How to Survive an Alligator Attack

My Google homepage contains daily how-to tidbits. I would have deleted this from the page altogether if I weren’t obsessed with knowing how to do random thing things–and, most importantly–how to get myself out of unsavory situations. I know how to get out of my car safely if it plunges into a lake (assuming I’m still conscious), and how to get out of my trunk if I somehow wind up in there.

So naturally I was excited about today’s how-to. And I figured you would be too.

How to survive an encounter with an alligator:

Crocodilians–alligators, crocodiles, caimans, and their kin–kill hundreds of people each year. While most of these attacks occur in Africa and Asia, these powerful reptiles are also found in parts of South America, Australia, and the southern United States.

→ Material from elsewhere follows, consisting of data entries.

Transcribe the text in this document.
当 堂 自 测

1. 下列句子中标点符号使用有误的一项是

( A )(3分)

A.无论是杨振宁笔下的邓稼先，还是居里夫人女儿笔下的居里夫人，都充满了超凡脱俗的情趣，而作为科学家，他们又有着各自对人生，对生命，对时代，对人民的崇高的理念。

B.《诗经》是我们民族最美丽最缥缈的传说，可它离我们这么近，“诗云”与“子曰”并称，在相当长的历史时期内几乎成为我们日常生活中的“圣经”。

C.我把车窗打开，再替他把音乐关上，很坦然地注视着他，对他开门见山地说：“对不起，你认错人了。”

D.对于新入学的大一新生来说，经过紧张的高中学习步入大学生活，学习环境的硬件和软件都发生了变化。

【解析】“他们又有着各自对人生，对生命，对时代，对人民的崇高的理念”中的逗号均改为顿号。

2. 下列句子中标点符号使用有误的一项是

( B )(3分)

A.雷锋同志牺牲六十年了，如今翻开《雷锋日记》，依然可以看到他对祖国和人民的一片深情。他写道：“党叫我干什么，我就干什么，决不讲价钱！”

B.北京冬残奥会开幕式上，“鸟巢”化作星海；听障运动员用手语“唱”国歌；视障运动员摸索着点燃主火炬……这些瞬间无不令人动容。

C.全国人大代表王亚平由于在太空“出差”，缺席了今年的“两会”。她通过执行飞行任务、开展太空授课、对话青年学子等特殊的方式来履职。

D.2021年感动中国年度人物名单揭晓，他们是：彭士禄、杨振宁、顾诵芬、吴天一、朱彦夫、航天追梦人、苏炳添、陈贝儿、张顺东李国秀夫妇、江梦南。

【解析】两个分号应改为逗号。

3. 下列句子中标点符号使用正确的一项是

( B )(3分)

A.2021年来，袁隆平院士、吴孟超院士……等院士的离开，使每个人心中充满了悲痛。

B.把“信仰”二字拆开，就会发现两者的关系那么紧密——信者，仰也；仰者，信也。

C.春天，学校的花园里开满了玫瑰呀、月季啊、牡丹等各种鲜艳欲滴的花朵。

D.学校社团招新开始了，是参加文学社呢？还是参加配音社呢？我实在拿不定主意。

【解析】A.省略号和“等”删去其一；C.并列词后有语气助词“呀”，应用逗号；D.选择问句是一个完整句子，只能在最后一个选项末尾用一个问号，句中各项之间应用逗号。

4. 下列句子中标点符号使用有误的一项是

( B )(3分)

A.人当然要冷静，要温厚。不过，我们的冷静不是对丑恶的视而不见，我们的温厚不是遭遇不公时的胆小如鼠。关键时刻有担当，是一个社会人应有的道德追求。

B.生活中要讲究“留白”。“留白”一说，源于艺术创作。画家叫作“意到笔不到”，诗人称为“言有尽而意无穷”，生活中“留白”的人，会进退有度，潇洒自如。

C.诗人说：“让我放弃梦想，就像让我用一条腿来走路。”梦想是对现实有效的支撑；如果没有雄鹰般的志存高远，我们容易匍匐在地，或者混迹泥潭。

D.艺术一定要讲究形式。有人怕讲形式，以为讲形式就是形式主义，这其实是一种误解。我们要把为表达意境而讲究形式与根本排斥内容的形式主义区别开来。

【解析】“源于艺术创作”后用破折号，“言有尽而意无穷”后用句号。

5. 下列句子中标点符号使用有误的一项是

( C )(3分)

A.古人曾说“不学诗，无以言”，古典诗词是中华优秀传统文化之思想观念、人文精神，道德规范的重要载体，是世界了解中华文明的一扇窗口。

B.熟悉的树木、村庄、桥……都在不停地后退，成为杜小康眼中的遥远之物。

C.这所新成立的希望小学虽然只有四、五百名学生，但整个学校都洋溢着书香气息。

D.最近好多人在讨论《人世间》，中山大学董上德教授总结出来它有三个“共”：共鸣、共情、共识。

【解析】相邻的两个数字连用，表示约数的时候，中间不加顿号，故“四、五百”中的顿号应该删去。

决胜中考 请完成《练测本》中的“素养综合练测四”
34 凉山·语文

Crocodilians typically do not include humans in their diet, but in truth they will eat just about anything if given the opportunity. They will also defend their territory vigorously, especially during mating season. The best way to stay safe in these animals’ habitat is to give the creatures space and exercise caution around water where they may live. In the event that you are attacked, you may be able to survive if you fight back strategically.

“You may be able to survive if you fight back strategically.”

Thanks a lot. That’s just the kind of survival tip I was looking for.

But truthfully, if any of you are like me, you probably already know that in the event of alligator attack, it’s a good idea to hold its mouth shut: gators lack the jaw strength to open their mouths if you apply pressure to their giant snout. It’s the intense mouth-closing action that can snap your leg like a twig.